Now let’s suppose we start with a pcap file containing encrypted wireless traffic:

As we know, if we try to guess what’s inside, we cannot see anything as it is encapsulated and crypted:

In some cases we can find some authentication data (the 4 way handshake) in the capture. In our example case, if we look closer we can see some deauth packets..

We can also use wireshark in the wireless tab to gather more information about the capture. Here we can see the BSSID and SSID… and we see that we have some deauths and a couple of auths! So we should be able to at least try to crack this pcap file to look for the password, and if we have the password, then we can de-encapsulate all the traffic and decrypt it.

We can use aircrack-ng to gather more data about the context of the pcap file.

In this case we see that the encryption is WPA and we have a handshake, also we can see the BSSID/SSID.

So now we can use aircrack-ng to launch a dict attack againts the file for finding the password (other tools such as reaver may provide more optimal cracking)

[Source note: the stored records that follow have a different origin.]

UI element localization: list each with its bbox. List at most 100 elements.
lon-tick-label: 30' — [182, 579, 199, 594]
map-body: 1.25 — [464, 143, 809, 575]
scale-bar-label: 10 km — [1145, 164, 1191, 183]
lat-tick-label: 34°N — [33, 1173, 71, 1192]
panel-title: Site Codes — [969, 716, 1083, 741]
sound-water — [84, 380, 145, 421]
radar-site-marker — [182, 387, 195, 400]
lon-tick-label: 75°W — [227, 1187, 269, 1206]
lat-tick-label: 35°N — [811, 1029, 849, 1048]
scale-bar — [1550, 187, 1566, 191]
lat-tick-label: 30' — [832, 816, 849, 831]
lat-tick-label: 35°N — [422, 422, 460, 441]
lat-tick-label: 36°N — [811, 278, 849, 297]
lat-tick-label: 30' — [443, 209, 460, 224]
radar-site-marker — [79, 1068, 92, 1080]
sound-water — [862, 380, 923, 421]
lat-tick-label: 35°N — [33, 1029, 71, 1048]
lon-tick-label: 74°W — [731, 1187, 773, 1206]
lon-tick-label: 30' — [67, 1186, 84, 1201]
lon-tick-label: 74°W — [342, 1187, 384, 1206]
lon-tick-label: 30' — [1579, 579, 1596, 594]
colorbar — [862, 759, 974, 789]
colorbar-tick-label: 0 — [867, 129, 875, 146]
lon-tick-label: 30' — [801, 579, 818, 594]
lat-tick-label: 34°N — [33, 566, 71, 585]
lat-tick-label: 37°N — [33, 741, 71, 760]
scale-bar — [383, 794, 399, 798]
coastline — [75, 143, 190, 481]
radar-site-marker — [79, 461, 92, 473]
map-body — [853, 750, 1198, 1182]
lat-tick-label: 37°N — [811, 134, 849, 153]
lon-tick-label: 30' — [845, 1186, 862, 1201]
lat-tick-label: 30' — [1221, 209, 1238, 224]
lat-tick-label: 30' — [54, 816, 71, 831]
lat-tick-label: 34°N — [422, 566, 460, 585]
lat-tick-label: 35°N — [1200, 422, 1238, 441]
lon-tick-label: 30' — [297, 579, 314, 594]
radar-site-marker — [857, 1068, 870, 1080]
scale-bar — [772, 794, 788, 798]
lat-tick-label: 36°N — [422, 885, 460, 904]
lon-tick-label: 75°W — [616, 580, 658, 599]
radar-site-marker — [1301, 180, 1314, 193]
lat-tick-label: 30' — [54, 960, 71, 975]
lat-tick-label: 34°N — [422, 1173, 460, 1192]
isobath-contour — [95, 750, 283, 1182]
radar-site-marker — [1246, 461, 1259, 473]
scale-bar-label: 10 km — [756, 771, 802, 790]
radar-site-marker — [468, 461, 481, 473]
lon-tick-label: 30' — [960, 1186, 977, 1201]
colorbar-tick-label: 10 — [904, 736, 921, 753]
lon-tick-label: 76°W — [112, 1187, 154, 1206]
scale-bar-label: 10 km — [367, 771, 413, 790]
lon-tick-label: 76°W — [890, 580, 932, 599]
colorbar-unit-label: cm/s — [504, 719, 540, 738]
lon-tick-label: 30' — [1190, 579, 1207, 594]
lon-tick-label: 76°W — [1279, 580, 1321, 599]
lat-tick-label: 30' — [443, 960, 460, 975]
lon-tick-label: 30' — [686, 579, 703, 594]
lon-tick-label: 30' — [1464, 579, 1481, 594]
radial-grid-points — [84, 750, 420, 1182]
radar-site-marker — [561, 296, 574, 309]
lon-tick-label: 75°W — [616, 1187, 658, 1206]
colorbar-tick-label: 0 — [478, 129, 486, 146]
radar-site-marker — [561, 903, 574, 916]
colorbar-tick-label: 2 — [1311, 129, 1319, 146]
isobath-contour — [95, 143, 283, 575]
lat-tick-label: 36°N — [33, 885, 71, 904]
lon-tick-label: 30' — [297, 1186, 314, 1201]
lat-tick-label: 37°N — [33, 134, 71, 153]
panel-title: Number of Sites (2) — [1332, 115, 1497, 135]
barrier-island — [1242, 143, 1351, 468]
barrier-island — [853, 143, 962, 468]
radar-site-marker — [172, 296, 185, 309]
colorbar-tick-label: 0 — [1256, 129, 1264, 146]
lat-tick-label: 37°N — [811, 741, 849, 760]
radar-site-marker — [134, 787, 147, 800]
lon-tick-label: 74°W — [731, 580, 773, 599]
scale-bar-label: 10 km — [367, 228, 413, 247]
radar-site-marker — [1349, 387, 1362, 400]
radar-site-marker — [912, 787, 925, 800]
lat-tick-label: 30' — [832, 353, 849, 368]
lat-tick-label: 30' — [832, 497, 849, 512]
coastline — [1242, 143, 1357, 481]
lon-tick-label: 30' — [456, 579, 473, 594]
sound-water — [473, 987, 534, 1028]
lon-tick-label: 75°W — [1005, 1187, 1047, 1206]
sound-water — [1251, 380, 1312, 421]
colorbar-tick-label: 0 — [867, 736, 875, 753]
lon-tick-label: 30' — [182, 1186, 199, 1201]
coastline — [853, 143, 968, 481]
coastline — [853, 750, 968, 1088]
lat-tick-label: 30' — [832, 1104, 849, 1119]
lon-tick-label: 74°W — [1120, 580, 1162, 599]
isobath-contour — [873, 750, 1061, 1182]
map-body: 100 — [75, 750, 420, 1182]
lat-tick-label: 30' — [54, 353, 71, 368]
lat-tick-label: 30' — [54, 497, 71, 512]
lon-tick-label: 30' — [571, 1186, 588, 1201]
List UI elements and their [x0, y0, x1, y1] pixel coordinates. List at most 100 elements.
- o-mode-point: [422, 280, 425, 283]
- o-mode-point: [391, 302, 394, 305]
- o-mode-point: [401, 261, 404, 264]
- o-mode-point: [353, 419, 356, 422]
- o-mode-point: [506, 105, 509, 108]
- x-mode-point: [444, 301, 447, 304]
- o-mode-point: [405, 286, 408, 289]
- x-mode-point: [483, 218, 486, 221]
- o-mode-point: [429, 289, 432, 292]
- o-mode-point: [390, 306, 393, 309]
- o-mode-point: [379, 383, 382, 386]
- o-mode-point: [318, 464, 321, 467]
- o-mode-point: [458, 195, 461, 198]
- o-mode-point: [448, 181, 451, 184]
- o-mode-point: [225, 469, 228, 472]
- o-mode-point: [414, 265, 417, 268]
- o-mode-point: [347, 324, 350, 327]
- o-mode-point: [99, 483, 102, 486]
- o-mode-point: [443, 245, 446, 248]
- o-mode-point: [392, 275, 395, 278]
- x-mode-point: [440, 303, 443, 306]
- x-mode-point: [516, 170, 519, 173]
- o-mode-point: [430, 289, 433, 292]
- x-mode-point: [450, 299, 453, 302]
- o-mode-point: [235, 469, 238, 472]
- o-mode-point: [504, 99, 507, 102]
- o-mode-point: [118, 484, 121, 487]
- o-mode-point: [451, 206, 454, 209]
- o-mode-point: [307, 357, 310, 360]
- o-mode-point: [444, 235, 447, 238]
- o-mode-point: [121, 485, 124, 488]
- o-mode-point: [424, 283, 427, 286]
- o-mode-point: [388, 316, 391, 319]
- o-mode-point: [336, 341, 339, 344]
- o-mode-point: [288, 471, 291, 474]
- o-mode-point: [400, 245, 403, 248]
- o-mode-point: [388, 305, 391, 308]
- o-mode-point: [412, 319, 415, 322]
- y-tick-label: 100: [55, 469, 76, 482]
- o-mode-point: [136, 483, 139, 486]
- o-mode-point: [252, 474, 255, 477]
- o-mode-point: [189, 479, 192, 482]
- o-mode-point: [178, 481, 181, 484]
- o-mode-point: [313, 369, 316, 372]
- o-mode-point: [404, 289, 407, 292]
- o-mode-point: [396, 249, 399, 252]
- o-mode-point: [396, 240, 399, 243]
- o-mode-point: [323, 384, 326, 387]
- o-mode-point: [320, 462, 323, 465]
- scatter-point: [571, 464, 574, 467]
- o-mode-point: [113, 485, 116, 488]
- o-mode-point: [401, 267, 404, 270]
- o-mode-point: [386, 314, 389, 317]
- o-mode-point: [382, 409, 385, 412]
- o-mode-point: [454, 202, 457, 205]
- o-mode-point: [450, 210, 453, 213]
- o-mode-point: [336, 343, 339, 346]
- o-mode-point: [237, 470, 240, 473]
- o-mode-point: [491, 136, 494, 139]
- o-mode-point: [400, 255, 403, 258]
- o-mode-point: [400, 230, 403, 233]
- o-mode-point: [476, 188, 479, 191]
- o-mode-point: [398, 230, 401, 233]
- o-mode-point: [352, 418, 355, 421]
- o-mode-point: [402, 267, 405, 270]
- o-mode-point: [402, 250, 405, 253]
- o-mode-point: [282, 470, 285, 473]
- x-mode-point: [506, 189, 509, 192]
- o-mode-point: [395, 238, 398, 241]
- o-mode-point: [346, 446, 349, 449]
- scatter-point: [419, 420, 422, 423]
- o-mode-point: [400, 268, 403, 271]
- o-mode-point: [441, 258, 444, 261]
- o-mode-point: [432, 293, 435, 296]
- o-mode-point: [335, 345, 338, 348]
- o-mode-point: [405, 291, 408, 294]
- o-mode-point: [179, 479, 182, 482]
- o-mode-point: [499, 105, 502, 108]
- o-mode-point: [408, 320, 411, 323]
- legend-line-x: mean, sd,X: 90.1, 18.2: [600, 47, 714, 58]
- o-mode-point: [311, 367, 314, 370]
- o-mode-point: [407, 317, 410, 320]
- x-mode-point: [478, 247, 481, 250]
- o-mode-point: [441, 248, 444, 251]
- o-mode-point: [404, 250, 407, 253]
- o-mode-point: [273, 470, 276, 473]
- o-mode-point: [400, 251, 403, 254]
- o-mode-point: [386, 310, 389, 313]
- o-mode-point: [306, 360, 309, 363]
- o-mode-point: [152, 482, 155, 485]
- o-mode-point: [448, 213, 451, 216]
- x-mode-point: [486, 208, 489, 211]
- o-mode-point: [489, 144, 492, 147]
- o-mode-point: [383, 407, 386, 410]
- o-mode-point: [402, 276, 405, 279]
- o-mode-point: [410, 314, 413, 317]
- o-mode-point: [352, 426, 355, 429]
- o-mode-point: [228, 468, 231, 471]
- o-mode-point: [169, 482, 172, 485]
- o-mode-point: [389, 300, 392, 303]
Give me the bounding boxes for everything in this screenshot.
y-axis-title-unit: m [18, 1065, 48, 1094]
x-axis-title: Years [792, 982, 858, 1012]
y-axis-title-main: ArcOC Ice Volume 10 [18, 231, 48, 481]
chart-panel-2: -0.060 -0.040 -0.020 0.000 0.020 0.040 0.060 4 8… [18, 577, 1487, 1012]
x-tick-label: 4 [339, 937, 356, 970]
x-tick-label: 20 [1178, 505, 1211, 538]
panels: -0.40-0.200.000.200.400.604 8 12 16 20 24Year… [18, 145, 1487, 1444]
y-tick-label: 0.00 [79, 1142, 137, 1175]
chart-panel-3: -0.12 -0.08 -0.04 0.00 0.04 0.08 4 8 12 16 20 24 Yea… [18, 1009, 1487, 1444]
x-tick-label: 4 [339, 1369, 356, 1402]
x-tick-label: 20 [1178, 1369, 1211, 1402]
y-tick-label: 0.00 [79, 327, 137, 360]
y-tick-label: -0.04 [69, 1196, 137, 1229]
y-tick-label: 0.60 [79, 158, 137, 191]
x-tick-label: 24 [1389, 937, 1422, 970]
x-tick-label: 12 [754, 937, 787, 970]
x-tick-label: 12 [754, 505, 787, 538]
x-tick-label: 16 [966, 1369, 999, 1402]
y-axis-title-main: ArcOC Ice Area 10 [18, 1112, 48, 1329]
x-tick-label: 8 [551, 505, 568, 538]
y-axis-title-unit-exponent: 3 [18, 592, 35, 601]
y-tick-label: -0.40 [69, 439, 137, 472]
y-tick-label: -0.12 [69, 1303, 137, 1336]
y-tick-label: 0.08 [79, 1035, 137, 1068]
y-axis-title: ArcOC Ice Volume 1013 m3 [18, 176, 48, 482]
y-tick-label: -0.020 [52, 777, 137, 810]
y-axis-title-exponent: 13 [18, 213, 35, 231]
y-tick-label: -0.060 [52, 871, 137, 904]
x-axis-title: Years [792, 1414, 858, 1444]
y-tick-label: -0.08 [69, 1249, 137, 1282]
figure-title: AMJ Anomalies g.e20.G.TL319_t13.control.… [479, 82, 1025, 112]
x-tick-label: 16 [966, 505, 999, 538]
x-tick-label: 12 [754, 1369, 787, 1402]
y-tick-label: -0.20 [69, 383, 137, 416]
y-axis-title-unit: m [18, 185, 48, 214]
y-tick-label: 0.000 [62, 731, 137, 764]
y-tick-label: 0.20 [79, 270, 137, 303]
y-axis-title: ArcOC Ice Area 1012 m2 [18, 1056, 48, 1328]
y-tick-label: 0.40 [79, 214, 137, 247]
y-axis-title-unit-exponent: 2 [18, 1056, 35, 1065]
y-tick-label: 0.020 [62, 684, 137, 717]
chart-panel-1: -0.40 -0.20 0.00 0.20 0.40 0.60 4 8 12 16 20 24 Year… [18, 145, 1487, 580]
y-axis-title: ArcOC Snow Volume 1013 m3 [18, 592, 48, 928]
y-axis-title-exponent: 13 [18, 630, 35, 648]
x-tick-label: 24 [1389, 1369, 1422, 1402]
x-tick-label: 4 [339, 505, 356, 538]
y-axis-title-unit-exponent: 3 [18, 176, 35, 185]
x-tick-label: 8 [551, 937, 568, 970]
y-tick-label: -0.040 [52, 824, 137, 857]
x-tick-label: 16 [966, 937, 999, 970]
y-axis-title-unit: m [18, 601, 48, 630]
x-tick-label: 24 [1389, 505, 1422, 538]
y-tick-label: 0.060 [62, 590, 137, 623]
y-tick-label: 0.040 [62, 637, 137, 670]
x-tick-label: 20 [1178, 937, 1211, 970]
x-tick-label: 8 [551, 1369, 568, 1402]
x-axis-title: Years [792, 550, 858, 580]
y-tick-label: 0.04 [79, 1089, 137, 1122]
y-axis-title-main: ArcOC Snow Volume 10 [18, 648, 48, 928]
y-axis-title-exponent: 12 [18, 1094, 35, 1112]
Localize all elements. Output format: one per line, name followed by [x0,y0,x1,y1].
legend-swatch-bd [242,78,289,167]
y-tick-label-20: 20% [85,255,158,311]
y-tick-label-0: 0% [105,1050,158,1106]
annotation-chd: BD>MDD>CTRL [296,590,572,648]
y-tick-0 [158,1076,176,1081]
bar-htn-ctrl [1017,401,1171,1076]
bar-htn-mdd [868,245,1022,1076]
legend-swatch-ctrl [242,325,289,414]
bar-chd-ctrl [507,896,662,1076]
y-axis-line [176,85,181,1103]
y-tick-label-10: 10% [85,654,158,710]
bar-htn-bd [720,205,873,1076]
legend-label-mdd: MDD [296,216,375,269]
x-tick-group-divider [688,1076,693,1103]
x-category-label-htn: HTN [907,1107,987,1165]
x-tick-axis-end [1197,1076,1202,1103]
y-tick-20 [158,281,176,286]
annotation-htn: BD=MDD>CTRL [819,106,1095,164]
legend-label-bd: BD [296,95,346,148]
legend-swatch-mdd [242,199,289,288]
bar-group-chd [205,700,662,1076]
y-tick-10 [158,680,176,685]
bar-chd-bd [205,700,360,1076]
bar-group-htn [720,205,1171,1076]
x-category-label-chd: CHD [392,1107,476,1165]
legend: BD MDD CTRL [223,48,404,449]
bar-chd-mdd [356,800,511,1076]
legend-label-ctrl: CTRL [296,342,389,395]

In this case after a a few minutes we found the pasword.

Now that we have the password, we can use airdecap to run the decryption and de-encapsulation of the capture file, so we can decrypt the whole capture.

Now we can see the LAYER7 content, including http, icmp, ftp data for example.

So if we have captured any plain text data related to authentication (ex: ftp or http logins) now we are able to see the passwords in plain..

In a brief, this was a different form to use the aircrack suite. In that case our main goal wasn’t to be able to find the WPA KEY and access the network, our main goal was to find some relevant data hidden inside a WPA crypted 802.11g capture file!